Noldor Elves - They were really great at weapons and Armour. They probably had a class based warrior aristocracy who could afford expensive weapons and armour, had the time to train extensively. The dicepline,tactics and organisation of the Noldor Military could only be done with a highly trained fighting force. I have feeling they didn't have a professional standing army though. Best they could have had were the household guards being commanded by the warrior nobility. They had a strong cavalry component alongside heavy infantry and brilliant archers.

Silvan Elves - They were mainly composed of light infantry and archers. Since they barely lived in great cities like the Noldors but were based in small settlements, they lacked the infrastructure and tax to really fund a powerful fighting force. Their armies were probably based on citizen militia. Most of the male population had a basic knowledge of archery.

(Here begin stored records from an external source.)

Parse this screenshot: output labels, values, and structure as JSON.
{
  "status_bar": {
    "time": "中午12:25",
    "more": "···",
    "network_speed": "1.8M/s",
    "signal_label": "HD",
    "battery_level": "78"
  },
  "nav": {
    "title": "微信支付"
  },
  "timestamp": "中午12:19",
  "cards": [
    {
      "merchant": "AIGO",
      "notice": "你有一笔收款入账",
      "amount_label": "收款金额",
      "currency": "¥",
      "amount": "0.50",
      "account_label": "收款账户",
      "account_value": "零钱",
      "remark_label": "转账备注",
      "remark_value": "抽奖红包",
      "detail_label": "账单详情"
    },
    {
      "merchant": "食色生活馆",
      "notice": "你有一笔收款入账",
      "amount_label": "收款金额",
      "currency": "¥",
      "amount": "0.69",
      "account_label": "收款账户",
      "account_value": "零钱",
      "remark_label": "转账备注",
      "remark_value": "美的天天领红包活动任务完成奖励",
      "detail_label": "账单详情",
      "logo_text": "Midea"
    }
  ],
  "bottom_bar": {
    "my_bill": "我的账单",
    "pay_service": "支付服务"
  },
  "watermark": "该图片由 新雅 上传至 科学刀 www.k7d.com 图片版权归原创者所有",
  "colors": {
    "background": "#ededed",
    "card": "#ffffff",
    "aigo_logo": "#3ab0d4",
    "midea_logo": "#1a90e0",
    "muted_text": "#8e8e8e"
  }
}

Numenoreans - They had great armies and navies. Very well armed and well trained. They probably had a centralised government headed by the King and boosted a standing armed forces. Since they were expansionist, they had the military power to garrison settled/conquered lands.

Gondor - The military was certainly based on Numenorean Military. But it underwent massive changes. They had professional Army but was also supported by allied/vassal troops of various quality. Vassal Kings of Rhovanion certainly provided Gondor with a large cavlry but probably under the command of local leaders.

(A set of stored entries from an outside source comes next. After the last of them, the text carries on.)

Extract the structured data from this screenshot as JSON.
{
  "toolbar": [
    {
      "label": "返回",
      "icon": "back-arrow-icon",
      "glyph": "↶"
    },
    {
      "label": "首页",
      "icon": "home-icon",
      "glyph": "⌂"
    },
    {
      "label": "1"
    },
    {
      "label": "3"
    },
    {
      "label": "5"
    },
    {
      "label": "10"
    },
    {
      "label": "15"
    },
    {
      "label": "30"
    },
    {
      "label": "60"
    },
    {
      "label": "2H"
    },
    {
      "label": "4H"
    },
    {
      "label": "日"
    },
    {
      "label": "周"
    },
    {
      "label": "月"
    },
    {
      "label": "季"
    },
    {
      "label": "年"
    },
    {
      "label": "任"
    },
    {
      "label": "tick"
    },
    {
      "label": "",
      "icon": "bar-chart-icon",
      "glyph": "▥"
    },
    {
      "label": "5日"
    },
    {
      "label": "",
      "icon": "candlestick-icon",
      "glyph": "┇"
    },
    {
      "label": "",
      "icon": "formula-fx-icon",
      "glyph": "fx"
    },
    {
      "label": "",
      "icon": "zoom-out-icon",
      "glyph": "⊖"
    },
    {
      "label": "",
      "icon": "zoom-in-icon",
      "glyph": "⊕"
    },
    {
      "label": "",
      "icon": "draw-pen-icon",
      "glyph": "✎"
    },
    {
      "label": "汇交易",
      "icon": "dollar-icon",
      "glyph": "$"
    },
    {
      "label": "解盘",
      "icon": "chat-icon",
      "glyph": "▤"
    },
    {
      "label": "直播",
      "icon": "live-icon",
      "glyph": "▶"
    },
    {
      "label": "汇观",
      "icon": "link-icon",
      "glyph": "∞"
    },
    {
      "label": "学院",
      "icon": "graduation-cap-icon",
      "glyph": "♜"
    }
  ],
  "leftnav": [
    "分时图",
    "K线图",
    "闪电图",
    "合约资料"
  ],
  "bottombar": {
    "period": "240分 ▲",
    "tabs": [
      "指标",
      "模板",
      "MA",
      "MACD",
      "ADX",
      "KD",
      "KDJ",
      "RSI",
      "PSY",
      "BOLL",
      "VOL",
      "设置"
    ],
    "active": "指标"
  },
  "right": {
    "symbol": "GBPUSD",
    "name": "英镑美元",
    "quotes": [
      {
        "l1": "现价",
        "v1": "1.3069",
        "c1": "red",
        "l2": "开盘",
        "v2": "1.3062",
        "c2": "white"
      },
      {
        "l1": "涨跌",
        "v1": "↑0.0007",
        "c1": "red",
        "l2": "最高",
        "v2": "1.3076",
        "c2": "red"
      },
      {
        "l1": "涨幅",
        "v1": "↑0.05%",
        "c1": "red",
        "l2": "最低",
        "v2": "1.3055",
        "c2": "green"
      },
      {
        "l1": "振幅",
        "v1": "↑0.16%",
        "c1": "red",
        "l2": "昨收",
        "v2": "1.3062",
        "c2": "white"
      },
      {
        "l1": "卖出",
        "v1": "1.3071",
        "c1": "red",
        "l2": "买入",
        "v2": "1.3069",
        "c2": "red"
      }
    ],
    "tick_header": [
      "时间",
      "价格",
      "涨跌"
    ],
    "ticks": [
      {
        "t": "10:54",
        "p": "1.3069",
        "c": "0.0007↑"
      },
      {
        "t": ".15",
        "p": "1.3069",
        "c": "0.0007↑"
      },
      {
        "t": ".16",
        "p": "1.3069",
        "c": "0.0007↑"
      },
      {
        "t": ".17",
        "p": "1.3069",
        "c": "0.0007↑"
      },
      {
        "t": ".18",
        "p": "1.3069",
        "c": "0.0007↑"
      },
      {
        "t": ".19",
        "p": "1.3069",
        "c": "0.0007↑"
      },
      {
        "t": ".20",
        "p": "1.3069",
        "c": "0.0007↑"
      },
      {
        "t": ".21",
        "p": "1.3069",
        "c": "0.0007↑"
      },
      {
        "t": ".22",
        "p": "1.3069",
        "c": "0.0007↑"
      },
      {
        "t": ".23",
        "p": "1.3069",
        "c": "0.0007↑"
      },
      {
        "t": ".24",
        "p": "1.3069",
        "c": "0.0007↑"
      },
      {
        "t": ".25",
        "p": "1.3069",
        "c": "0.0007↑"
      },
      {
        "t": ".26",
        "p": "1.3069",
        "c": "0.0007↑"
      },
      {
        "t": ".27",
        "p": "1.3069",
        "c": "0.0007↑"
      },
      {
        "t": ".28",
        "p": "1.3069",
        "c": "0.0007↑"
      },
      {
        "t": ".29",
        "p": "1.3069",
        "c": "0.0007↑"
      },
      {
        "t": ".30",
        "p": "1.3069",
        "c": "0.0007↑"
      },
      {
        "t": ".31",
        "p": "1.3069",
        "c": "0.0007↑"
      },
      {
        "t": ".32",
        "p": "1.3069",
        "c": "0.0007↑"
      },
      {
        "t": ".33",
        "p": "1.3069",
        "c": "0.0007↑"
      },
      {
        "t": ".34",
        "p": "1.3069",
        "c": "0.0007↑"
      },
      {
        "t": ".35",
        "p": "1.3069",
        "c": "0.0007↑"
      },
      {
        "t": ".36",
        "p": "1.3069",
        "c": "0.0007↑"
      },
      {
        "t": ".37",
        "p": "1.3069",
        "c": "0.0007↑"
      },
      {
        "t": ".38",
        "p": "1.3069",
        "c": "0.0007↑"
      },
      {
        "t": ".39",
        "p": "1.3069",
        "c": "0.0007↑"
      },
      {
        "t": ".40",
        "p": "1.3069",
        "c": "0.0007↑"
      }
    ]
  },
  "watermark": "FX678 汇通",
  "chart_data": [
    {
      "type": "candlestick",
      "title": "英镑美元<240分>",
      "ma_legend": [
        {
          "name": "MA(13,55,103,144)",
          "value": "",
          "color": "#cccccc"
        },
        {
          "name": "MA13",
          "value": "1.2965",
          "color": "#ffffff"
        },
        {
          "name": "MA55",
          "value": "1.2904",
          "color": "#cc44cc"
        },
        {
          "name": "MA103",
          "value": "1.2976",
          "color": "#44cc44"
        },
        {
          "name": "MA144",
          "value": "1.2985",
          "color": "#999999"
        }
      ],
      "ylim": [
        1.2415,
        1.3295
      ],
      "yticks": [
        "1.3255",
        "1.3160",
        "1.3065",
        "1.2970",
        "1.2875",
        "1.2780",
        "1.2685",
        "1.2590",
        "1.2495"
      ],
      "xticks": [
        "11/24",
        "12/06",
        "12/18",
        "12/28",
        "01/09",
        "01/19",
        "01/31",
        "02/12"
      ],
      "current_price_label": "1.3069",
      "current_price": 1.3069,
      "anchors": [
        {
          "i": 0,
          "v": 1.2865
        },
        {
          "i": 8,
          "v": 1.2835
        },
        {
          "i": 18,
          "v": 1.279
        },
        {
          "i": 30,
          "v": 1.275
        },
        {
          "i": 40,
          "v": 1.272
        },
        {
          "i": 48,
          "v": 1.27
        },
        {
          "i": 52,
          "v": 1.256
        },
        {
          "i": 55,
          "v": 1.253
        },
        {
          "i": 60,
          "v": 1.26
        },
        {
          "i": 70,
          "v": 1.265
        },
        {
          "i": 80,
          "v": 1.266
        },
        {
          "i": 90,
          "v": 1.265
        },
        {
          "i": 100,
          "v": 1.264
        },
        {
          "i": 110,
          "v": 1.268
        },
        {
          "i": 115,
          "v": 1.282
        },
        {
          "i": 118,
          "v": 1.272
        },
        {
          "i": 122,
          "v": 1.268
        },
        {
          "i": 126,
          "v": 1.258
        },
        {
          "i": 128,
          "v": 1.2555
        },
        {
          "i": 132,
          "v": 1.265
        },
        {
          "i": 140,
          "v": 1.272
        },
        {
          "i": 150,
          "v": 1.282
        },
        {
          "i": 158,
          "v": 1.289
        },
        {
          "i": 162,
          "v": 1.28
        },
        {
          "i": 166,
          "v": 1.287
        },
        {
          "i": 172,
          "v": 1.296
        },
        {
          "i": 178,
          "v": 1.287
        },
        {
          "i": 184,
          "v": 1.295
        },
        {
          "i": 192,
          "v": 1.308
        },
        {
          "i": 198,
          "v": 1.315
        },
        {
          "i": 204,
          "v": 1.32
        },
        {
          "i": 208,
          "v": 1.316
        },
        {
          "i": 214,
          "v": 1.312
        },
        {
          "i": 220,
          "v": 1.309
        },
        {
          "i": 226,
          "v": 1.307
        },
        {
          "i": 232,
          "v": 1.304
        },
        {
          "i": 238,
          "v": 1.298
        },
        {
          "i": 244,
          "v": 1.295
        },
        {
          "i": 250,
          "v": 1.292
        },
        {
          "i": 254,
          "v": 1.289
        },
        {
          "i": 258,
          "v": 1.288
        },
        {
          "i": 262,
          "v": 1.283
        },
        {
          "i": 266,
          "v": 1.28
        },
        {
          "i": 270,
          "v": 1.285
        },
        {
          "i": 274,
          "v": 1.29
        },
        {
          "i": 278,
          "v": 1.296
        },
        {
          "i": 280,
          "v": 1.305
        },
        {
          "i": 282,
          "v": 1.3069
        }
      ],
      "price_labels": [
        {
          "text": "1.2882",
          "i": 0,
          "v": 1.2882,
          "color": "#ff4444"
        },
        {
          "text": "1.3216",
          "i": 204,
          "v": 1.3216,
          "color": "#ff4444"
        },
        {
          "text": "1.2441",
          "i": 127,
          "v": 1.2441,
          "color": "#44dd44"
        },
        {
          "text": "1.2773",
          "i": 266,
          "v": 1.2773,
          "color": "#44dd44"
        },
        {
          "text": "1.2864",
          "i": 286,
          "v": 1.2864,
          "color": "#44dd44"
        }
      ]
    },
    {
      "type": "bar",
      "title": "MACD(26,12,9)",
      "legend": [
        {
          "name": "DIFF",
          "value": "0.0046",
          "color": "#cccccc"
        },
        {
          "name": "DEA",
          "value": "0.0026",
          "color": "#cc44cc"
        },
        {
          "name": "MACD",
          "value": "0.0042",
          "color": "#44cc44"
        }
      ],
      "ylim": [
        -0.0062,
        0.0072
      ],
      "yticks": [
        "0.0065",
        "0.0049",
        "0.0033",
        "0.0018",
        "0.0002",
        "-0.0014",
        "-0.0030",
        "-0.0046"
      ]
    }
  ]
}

Arnor - Similar to Gondor in the beginning based on Numenorean Military. But as their empire broke into warring states, their armies grew smaller and probaly feudal in nature.

Rohan - Cavalry based army with a small professional cavalry based on Nobility and Household Guards. All men who owned horse did had some basic training.

Rhovanion - Ancestors of the people of Rohan. Their armies were cavalry based with significant infantry as well. They were after all settled people in fertile lands. Boosted both heavy and light cavalry.

Dwarven Kingdoms - Well armored and based on heavy infantry. Lacked cavalry.

Dale - Well trained and armed but a small professional army.

Umbar - They were naval based so probably had light armed soldiers with some heavy troops commanded by the elite.

Morgoth/Sauron - Assuming that orcs as human, these armies were poorly trained and equipped. Their main potential was in numbers.

Harad - Harad had light to medium infantry. Had a strong cavalry component composed of tribal chiefs and their retuine. Special troops were elephantry but could only be supplied by the nobility of southern Harad.

Rhun - A completely cavalry based army. Every child learns to ride horse before they can speak. Composed of Horse Archers with Heavy Cavalry of the Warrior Elite.

What are your thoughts?
Sep 2017
United States
I'm much too tired to respond now, but I have a book on in-depth arms and armor guide for the LotR universe. Some really interesting things. The movie generally did a good job with the weapons and armor designs, but they had some really dumb moments (and not just the Legolas parts).


Ad Honorem
Mar 2012
I saw the Numenorians as similar to the Assyrians. Built beautiful buildings, professional army, and occasionally very terrible in their deeds and their ambitions.

When I think of the Sea Peoples of the Bronze Age, I think of Numenor. The Noldor Kingdoms, IMO, were similar to those of the East Germanics, except shaped around their immortality... to be honest, the East Germanics are more like the most similar culture, I don’t think there’s anything like them in history, just pieces of them. They were also very much about building huge fortified cities, and perhaps had a bit of a civilized Norse longhouse culture as well... I can’t help but to think of that in the scenes of Elrond’s house with all the oral storytelling and such; though I think Rohan has a version that captures the grit a lot more. I believe was also a part of early East Germanic culture. So I am uncertain where Tolkien gets his inspiration. The Noldor are fascinating, one of the most influential peoples in fantasy writing.